The Shakopee Mdewakanton Sioux Community on Wednesday announced several grants that have been made recently which total nearly $1 million.
“These grants will help stimulate economic development and improve access to services for tribal members,” said SMSC Chairman Charlie Vig.
The amount is similar to the total grants the SMSC gave to local government bodies about a month ago: $900,000 split evenly between Shakopee, Savage, Belle Plaine, Jordan, Prior Lake and Scott County.
Among the grants announced Wednesday, $500,000 went to the Standing Rock Sioux Tribe of North and South Dakota to help fund several programs: Porcupine Head Start, Running Antelope program, road improvements, propane project, and an administration office for the South Dakota side of the reservation.
The Standing Rock Sioux Tribe is comprised of members of the Dakota and Lakota nations. The Standing Rock Reservation is the sixth-largest in the United States in land area, with a population of 8,250 living on 3,571 square miles.
A $200,000 grant to the Fort Peck Assiniboine & Sioux Tribes of Poplar, Mont., funded an oilfield drill pipe rethreading business operated by Fort Peck Tech Services, Inc., a tribally owned company. The grant is part of a financing package including federal and tribal funding. The proximity of the Fort Peck Reservation to the Bakken Oilfield creates opportunities for a metal fabrication and machining business. The funds will cover equipment, startup and operating capital, and facilities improvements. The initiative will create employment for tribal members and generate revenues for the tribe.
The Fort Peck Reservation is home to two separate American Indian nations, each composed of numerous bands and divisions. The Sioux divisions of Sisseton, Wahpetons, the Yanktonais, and the Teton Hunkpapa are all represented. The Assiniboine bands of Canoe Paddler and Red Bottom are also represented. The Fort Peck Reservation homelands are located in the northeast corner of Montana. There are an estimated 11,786 enrolled tribal members, of whom approximately 6,000 reside on or near the reservation.

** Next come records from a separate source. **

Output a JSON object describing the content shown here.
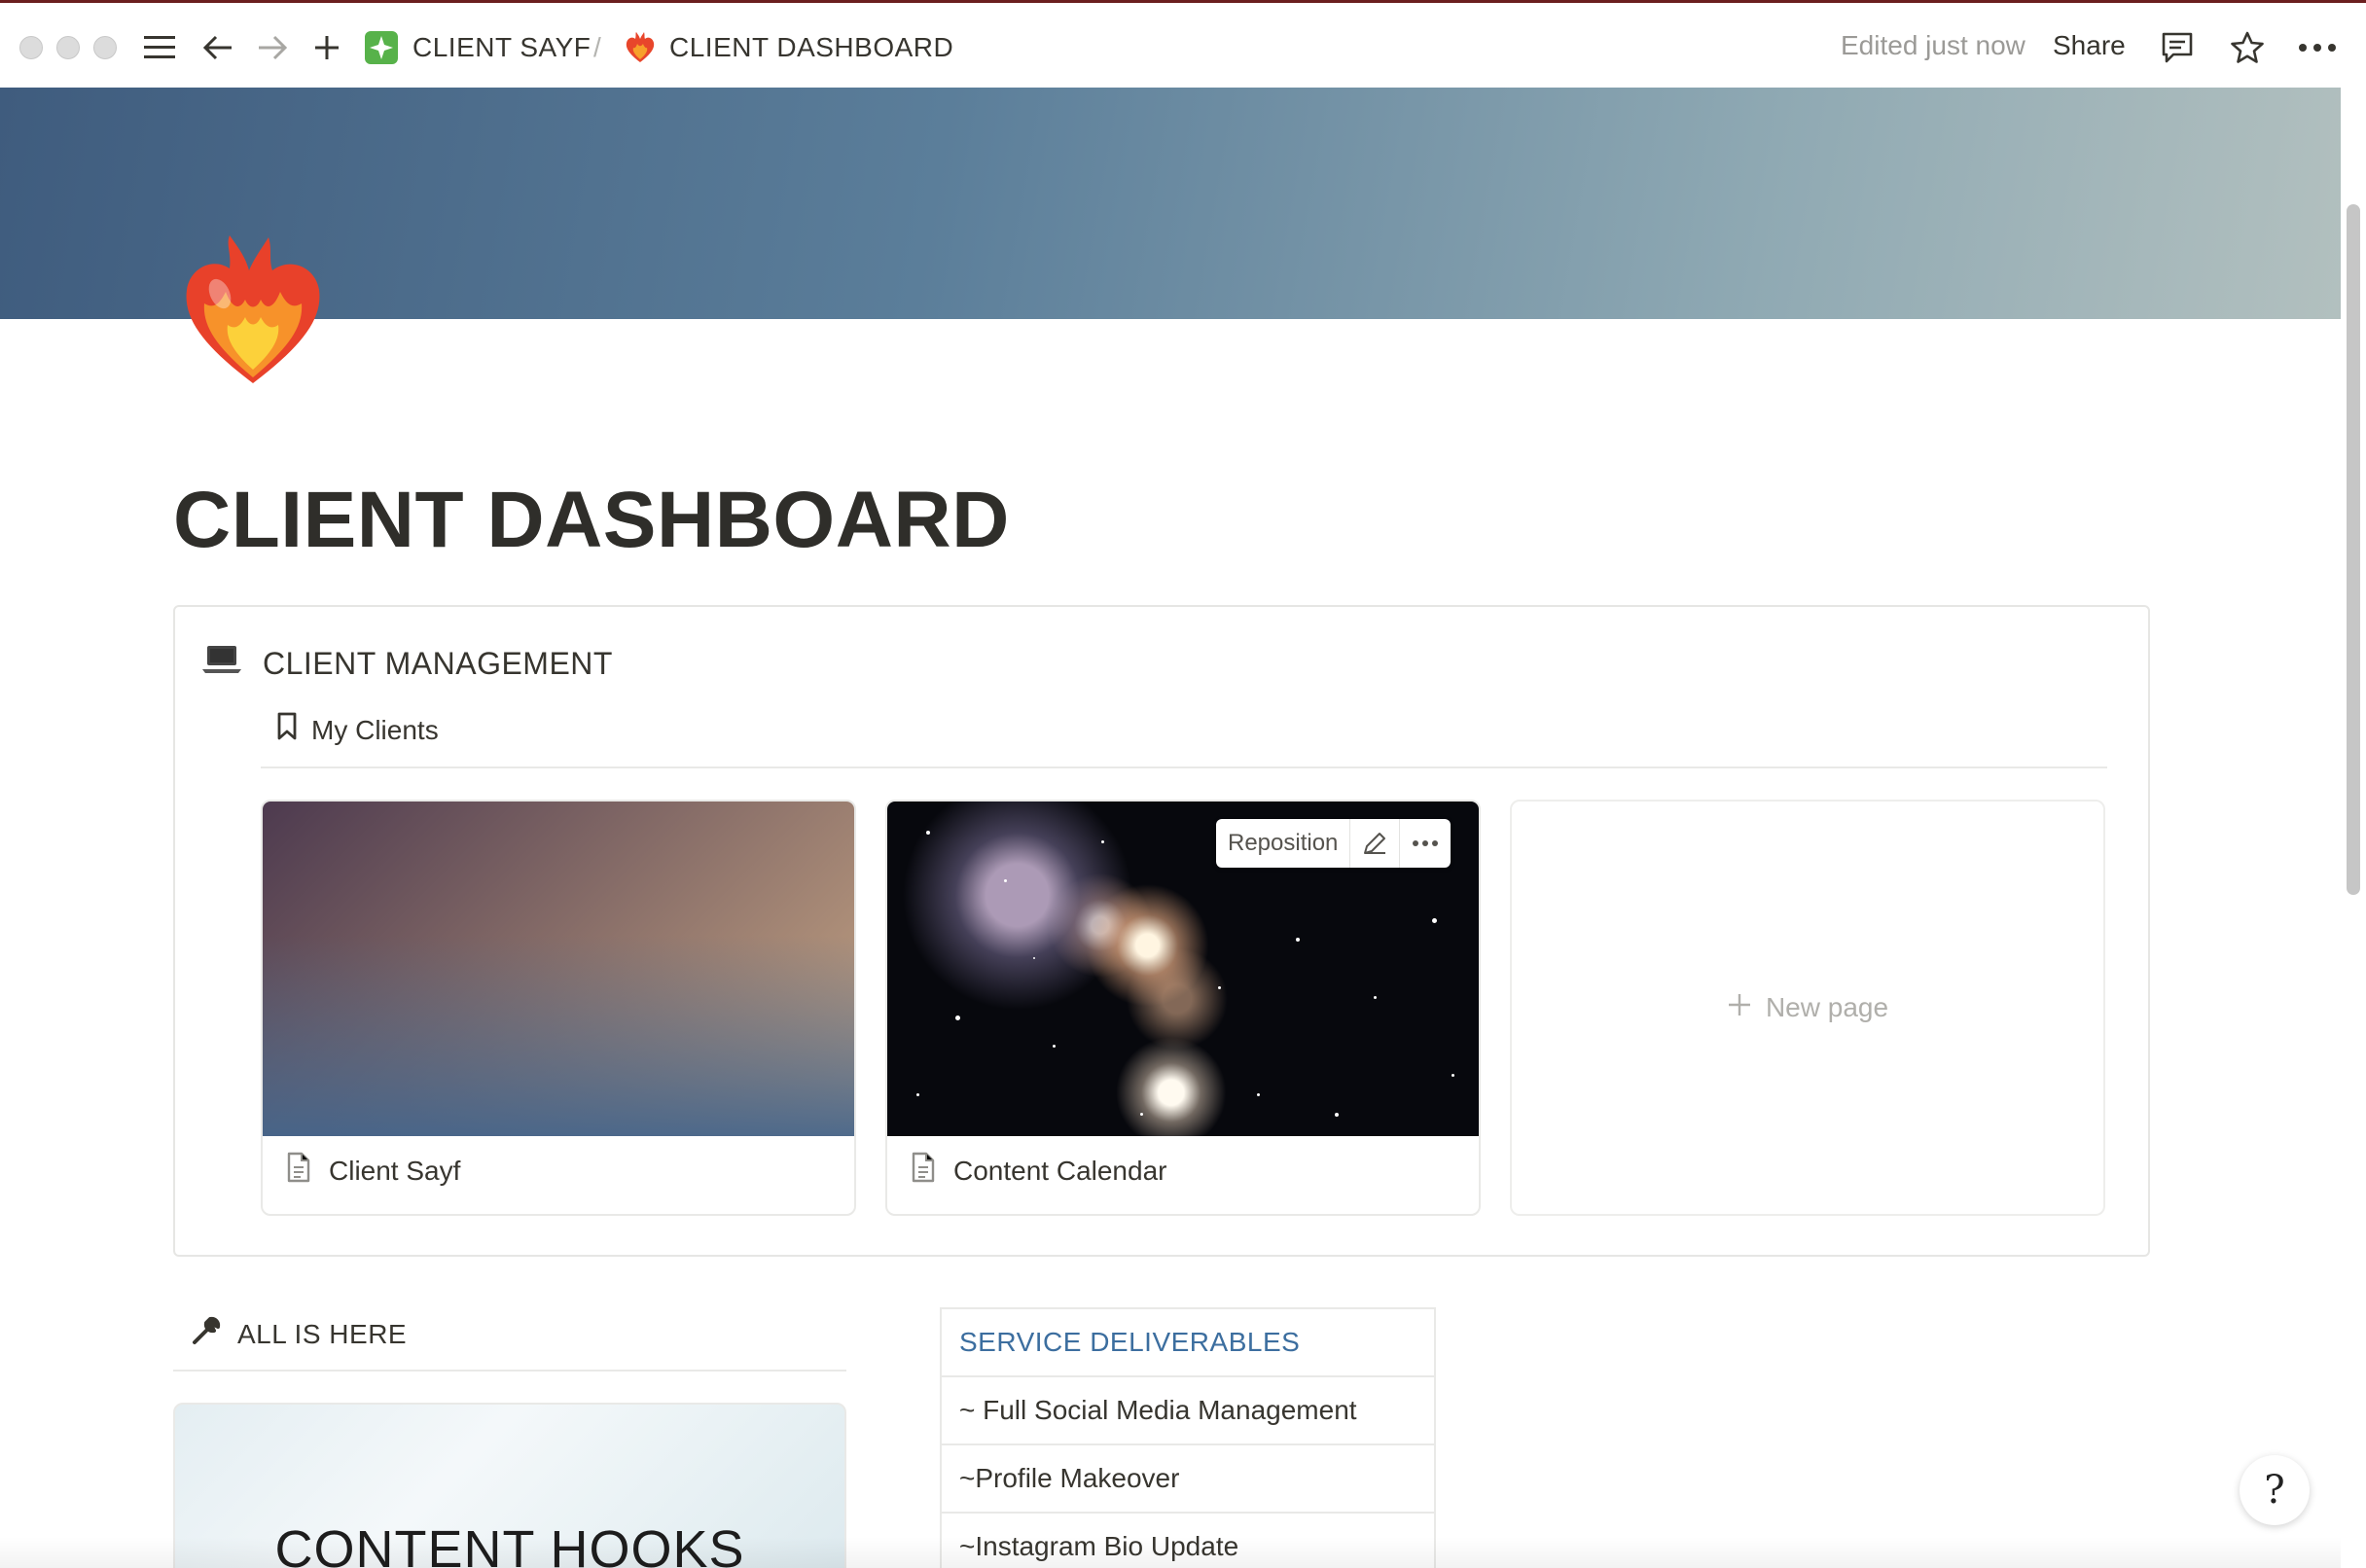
{
  "topbar": {
    "breadcrumbs": [
      {
        "label": "CLIENT SAYF",
        "icon": "sparkle-icon"
      },
      {
        "label": "CLIENT DASHBOARD",
        "icon": "heart-on-fire-icon"
      }
    ],
    "separator": "/",
    "edited": "Edited just now",
    "share": "Share"
  },
  "page": {
    "title": "CLIENT DASHBOARD",
    "icon": "heart-on-fire-icon"
  },
  "callout": {
    "heading": "CLIENT MANAGEMENT",
    "heading_icon": "laptop-icon",
    "database_view": "My Clients",
    "cards": [
      {
        "title": "Client Sayf",
        "cover": "gradient"
      },
      {
        "title": "Content Calendar",
        "cover": "galaxy-image"
      }
    ],
    "reposition": "Reposition",
    "new_page": "New page"
  },
  "lower": {
    "section_heading": "ALL IS HERE",
    "section_icon": "wrench-icon",
    "hooks_card_text": "CONTENT HOOKS",
    "services": {
      "header": "SERVICE DELIVERABLES",
      "rows": [
        "~ Full Social Media Management",
        "~Profile Makeover",
        "~Instagram Bio Update"
      ]
    }
  },
  "help_button": "?",
  "colors": {
    "accent_link": "#3c6e9f",
    "text": "#37352f",
    "muted": "#9b9a97"
  }
}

A matching grant for $120,000 to the St Croix Chippewa Indians of Wisconsin will help fund renovations to their tribal health clinic. The remodel is required in order for them to stay open, meet federal standards, provide physical disability accessibility, and provide up-to-code workspaces.
“Miigwech, thank you, in advance for your generosity and assistance. We are in awe of your contributions and the powerful force of good that you offer our world!” wrote tribal Chairman Stuart Bearheart.

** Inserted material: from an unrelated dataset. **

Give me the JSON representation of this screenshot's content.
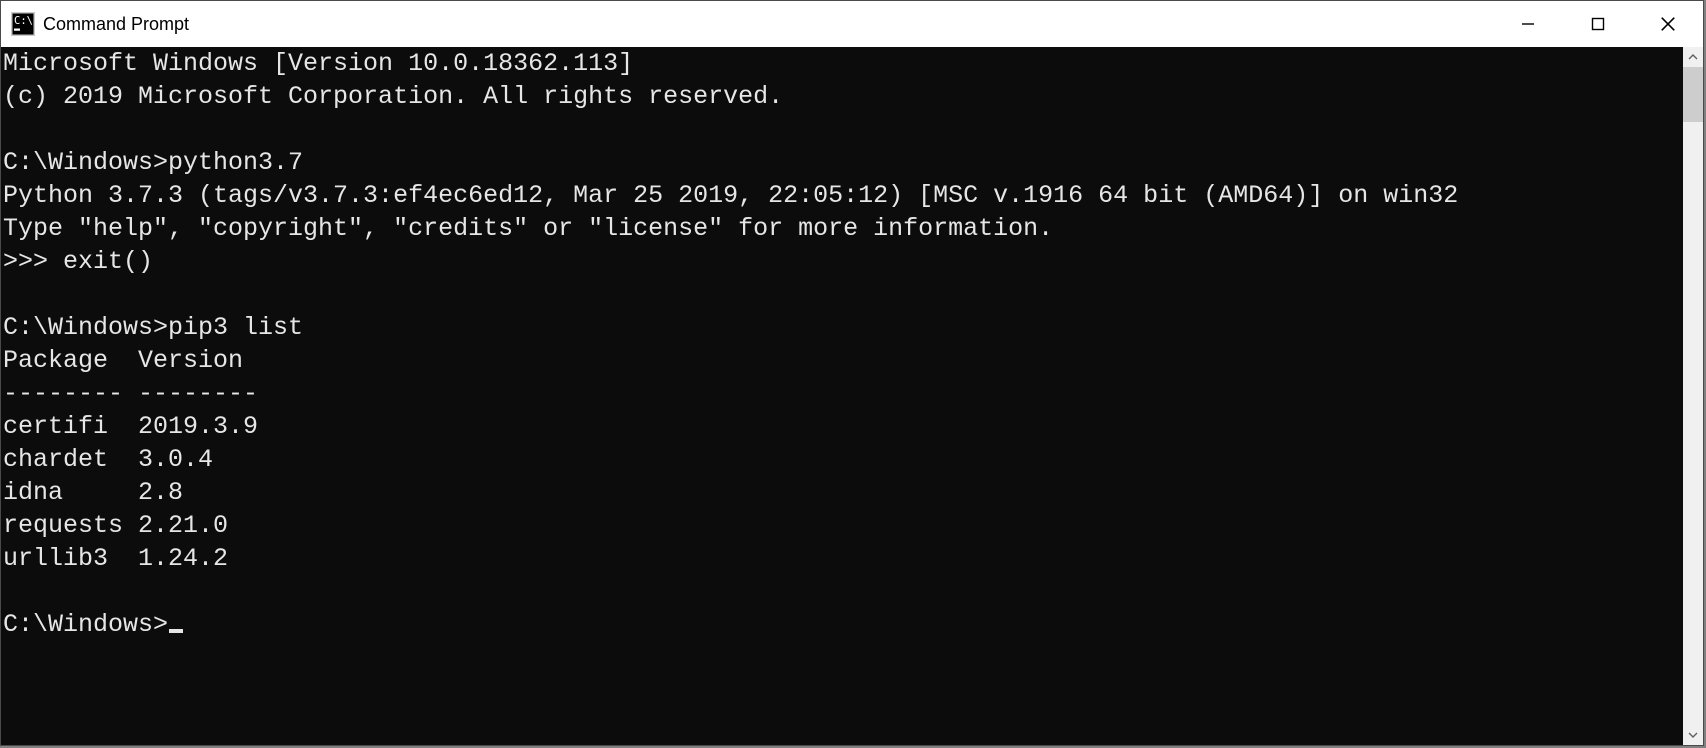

The St. Croix Tribe is one of the largest employers in Northwest Wisconsin with more than 2,000 employees in its government center, casinos, and enterprises. There are 1,054 enrolled members in the St. Croix Chippewa Tribe.
A $100,000 grant to the Intertribal Agriculture Council of Madison, Wisconsin, will provide funds to help offset required contributions of tribes and tribal producers who receive United States Department of Agriculture grants. These Value Added Producer grants help fund the development of marketing plans and provide working capital for farmers, ranchers, and other food producers ready to expand their production of agriculture products requiring processing which adds value to the raw product.

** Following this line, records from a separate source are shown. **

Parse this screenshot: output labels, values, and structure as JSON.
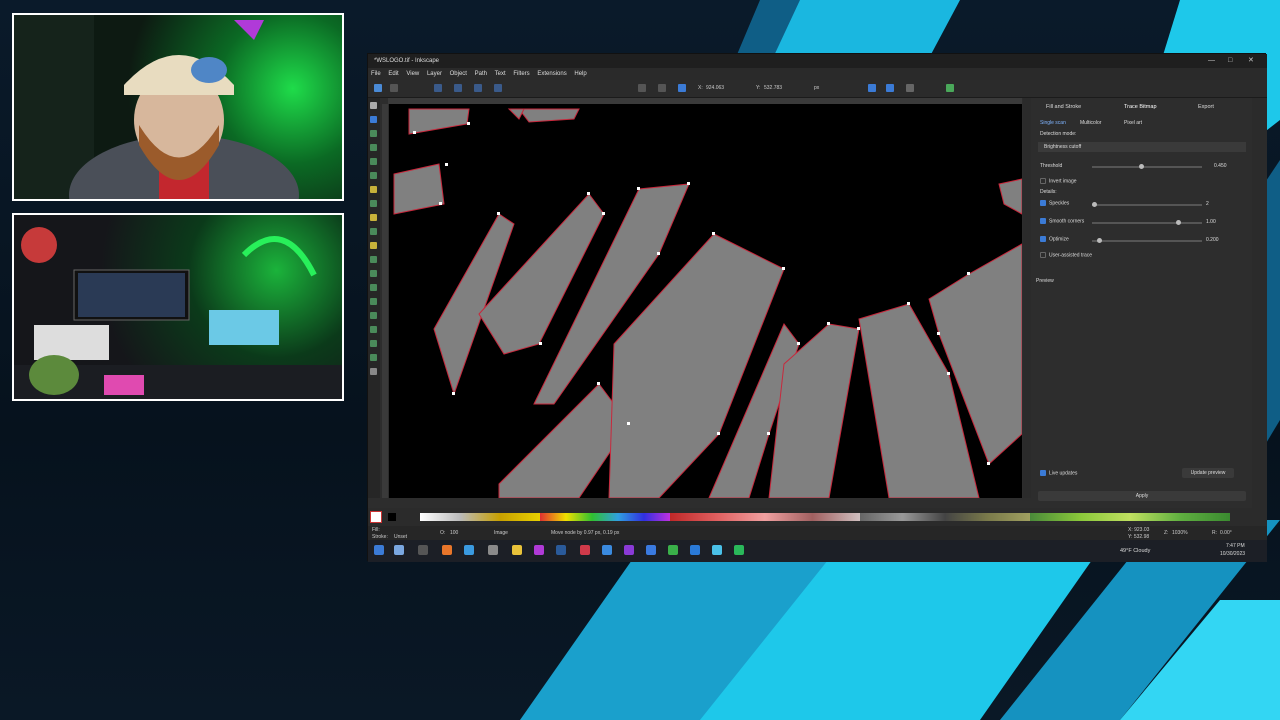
{
  "window": {
    "title": "*WSLOGO.tif - Inkscape",
    "menu": [
      "File",
      "Edit",
      "View",
      "Layer",
      "Object",
      "Path",
      "Text",
      "Filters",
      "Extensions",
      "Help"
    ]
  },
  "toolbar": {
    "x_label": "X:",
    "x_value": "924.063",
    "y_label": "Y:",
    "y_value": "532.783",
    "unit": "px"
  },
  "panel": {
    "tabs": [
      "Fill and Stroke",
      "Trace Bitmap",
      "Export"
    ],
    "subtabs": [
      "Single scan",
      "Multicolor",
      "Pixel art"
    ],
    "detection_mode_label": "Detection mode:",
    "detection_mode_value": "Brightness cutoff",
    "threshold_label": "Threshold",
    "threshold_value": "0.450",
    "invert_label": "Invert image",
    "details_label": "Details:",
    "speckles_label": "Speckles",
    "speckles_value": "2",
    "smooth_label": "Smooth corners",
    "smooth_value": "1.00",
    "optimize_label": "Optimize",
    "optimize_value": "0.200",
    "user_trace_label": "User-assisted trace",
    "preview_label": "Preview",
    "live_updates_label": "Live updates",
    "update_preview_label": "Update preview",
    "apply_label": "Apply",
    "threshold_level": 0.45,
    "smooth_level": 0.8,
    "optimize_level": 0.05
  },
  "status": {
    "fill_label": "Fill:",
    "stroke_label": "Stroke:",
    "stroke_value": "Unset",
    "opacity_label": "O:",
    "opacity_value": "100",
    "layer_value": "Image",
    "message": "Move node by 0.97 px, 0.19 px",
    "x_coord": "X: 923.03",
    "y_coord": "Y: 532.98",
    "zoom_label": "Z:",
    "zoom_value": "1030%",
    "rotate_label": "R:",
    "rotate_value": "0.00°"
  },
  "taskbar": {
    "weather": "49°F Cloudy",
    "time": "7:47 PM",
    "date": "10/30/2023"
  },
  "colors": {
    "accent": "#3b7bd6",
    "brand_cyan": "#1ec8ea",
    "canvas": "#000000",
    "shape_fill": "#808080",
    "path_stroke": "#c8283c"
  }
}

For the first time, tribes are eligible to participate in this program, but the requirement for a 50 percent matching fund is a potential major barrier for participation.
“The overall impact of this investment has enormous potential because it will help tribal food operations become more sustainable by developing roadmaps to enhance the value of their agricultural products,” wrote Dan Cornelius, Technical Assistance Specialist for the Great Lakes Region in the request letter.
American Indian Foods (AIF) is a program of the Intertribal Agriculture Council that began in 1998 under contract with the USDA Foreign Agricultural Service. The partnership was developed as a platform for American Indian food businesses to showcase their products and share tribal cultures with the world. Many of these products are still harvested in ways defined hundreds of years ago.
IAC was founded in 1987 to pursue and promote the conservation, development, and use of agricultural resources for the betterment of Indian people. Since that time, the IAC has become recognized as a respected voice within the Indian community and government circles on agricultural policies and programs in Indian country.
Other recent grants for fiscal year 2012 which were previously not announced include: $25,000 to the Blackfeet Nation for emergency assistance and $50,000 to the Oglala Sioux Tribe for emergency assistance after a severe wind storm.